If your skirt didn’t pass the fingertip test, even in senior year, you were sent home to change.
Not that my folks would’ve allowed me out of the house in the first place in a skirt that short.
If they could see me now, my dad would have a seizure.
Thinking about my folks is a sure-fire way to kill the mood so I decide I simply will not.
‘We should load up, avoid this shitshow for as long as humanly possible,’ Jenna advises when we make it to the front of the line. ‘I’m thinking bottles, easy to hold, can’t fob us off with short measures. Alice?’
‘Solid plan, three of whatever’s on offer, please.’
Once upon a time, the thought of someone ordering three drinks at a time for themselves might’ve freaked me out. Now it’s just another Saturday.

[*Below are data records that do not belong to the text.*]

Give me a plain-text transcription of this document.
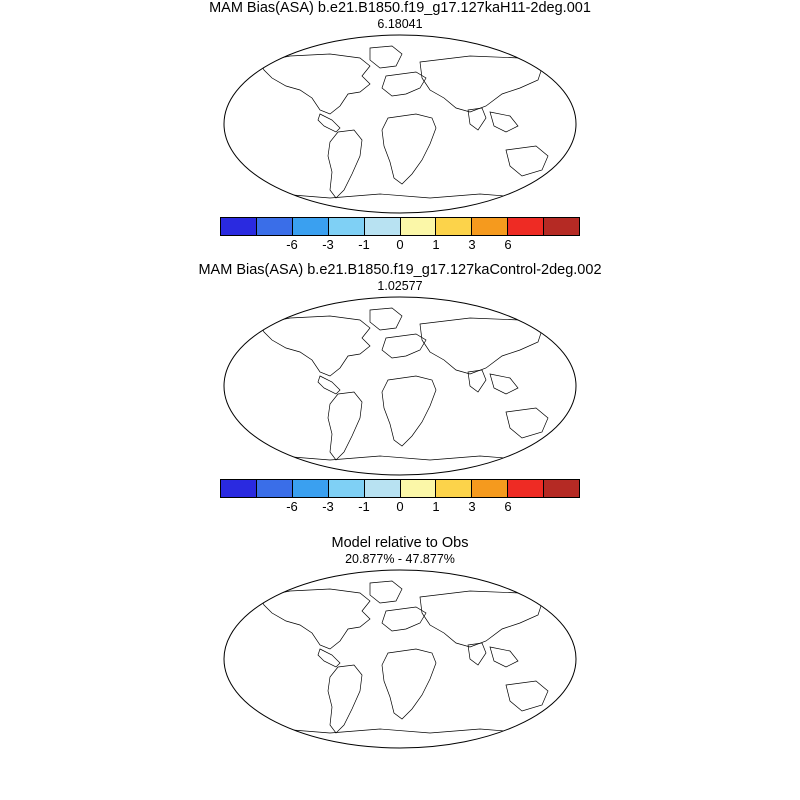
MAM Bias(ASA) b.e21.B1850.f19_g17.127kaH11-2deg.001
6.18041
-6 -3 -1 0 1 3 6
MAM Bias(ASA) b.e21.B1850.f19_g17.127kaControl-2deg.002
1.02577
-6 -3 -1 0 1 3 6
Model relative to Obs
20.877% - 47.877%
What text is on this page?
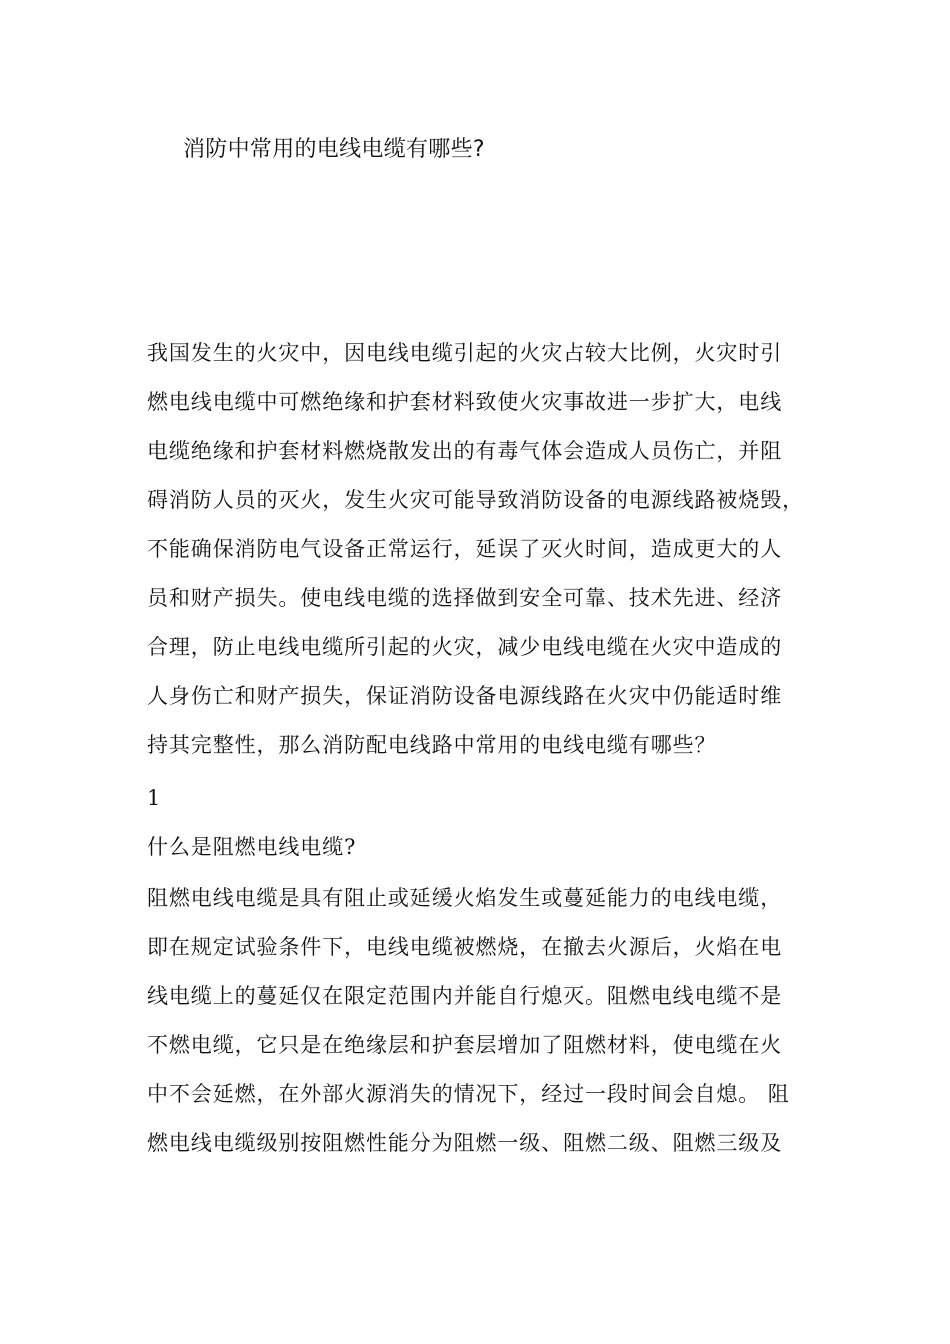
消防中常用的电线电缆有哪些?
我国发生的火灾中，因电线电缆引起的火灾占较大比例，火灾时引
燃电线电缆中可燃绝缘和护套材料致使火灾事故进一步扩大，电线
电缆绝缘和护套材料燃烧散发出的有毒气体会造成人员伤亡，并阻
碍消防人员的灭火，发生火灾可能导致消防设备的电源线路被烧毁，
不能确保消防电气设备正常运行，延误了灭火时间，造成更大的人
员和财产损失。使电线电缆的选择做到安全可靠、技术先进、经济
合理，防止电线电缆所引起的火灾，减少电线电缆在火灾中造成的
人身伤亡和财产损失，保证消防设备电源线路在火灾中仍能适时维
持其完整性，那么消防配电线路中常用的电线电缆有哪些？
1
什么是阻燃电线电缆?
阻燃电线电缆是具有阻止或延缓火焰发生或蔓延能力的电线电缆，
即在规定试验条件下，电线电缆被燃烧，在撤去火源后，火焰在电
线电缆上的蔓延仅在限定范围内并能自行熄灭。阻燃电线电缆不是
不燃电缆，它只是在绝缘层和护套层增加了阻燃材料，使电缆在火
中不会延燃，在外部火源消失的情况下，经过一段时间会自熄。 阻
燃电线电缆级别按阻燃性能分为阻燃一级、阻燃二级、阻燃三级及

Double-fisting is the standard at Members on the weekend and thank God Alice told me what that means here before I said it out loud to anyone else.

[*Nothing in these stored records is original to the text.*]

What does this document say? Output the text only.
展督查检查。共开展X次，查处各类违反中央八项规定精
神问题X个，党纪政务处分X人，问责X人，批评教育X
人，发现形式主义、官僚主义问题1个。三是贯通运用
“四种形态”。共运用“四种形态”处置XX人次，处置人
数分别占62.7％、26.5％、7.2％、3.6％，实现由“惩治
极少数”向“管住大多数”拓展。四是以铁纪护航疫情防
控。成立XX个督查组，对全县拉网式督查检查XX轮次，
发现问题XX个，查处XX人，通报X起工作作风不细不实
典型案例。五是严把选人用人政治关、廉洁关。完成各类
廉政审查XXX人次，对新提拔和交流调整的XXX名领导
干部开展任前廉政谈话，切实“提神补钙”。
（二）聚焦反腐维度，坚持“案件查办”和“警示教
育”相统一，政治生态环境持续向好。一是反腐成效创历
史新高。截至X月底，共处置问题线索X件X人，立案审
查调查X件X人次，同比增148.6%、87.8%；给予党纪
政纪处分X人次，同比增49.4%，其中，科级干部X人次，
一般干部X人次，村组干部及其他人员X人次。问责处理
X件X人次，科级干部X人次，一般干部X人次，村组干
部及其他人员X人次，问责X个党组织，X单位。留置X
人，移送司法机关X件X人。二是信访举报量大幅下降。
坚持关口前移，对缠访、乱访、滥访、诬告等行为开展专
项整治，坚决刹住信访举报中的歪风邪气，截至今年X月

‘Can I try that?’ I ask when Jenna passes Alice her first hard seltzer.
She pauses, the drink almost against her lips.
‘This?’
I nod. ‘I just want to taste it.’
‘You can, but please remember what curiosity did to the cat.’ She hands over one of the untouched bottles with an air of caution. ‘This is not the sort of place where you want to get shit-faced for the first time.’
‘Mostly because a lot of people here will be getting shit-faced for the first time,’ Jenna says when she rejoins us, carrying three bottles of her own. ‘I thought you didn’t drink?’
‘It’s not some big moral stance. I tried it at a couple of parties when I was younger and didn’t love it. But that was so long ago, maybe things have changed. Don’t worry, I’m not planning to get wasted.’
‘You’re perfectly entitled to get wasted if you want to, you’re twenty years old,’ she reminds me. ‘But don’t do it just because everyone else is.’
‘Jenna Hitchens,’ I say with surprise. ‘Are you giving me an inspirational speech?’
She grunts as she scans the crowd. ‘Hardly. If no one at this party has any weed, I’m going straight home.’
Bringing the bottle to my lips, I tip it back and take a sip. It tastes kind of like lemonade, but so sugary I can feel the liquid coating my teeth. I swallow and there’s a medicinal aftertaste I don’t love at all. It’s an effort to keep it down as I hand the bottle back to Alice.
‘What do we think?’ she asks, eyes dancing.
‘If I am gonna to start drinking, it won’t be that,’ I reply, screwing up my face. ‘It’s so sweet. How can you drink three of them?’
‘With a lot of practice and sheer determination.’ She taps her bottle against my soda then smacks a kiss to my forehead. ‘Come on, you big lush, I want to dance.’
She’s not alone. There’s a DJ on a stage at the front of the room, playing one of my favourite songs, and when Alice makes a beeline for the dance floor, Jenna and I follow.
Coloured lights swirl from the ceiling and we’re lost in a sea of bodies, hot skin pressed against hot skin, arms slung around each other’s necks, back to back with strangers, no such thing as personal space.
I let my mind roam back to the first night at Members, the crowded dance floor and endless strangers and remember how alien it felt.
Now I’m part of it, lost in the music, arms and legs and lips, laughing, smiling, eyes closed.
I don’t need to see to know where I am. I’m home.
I’ve never been so happy in my life.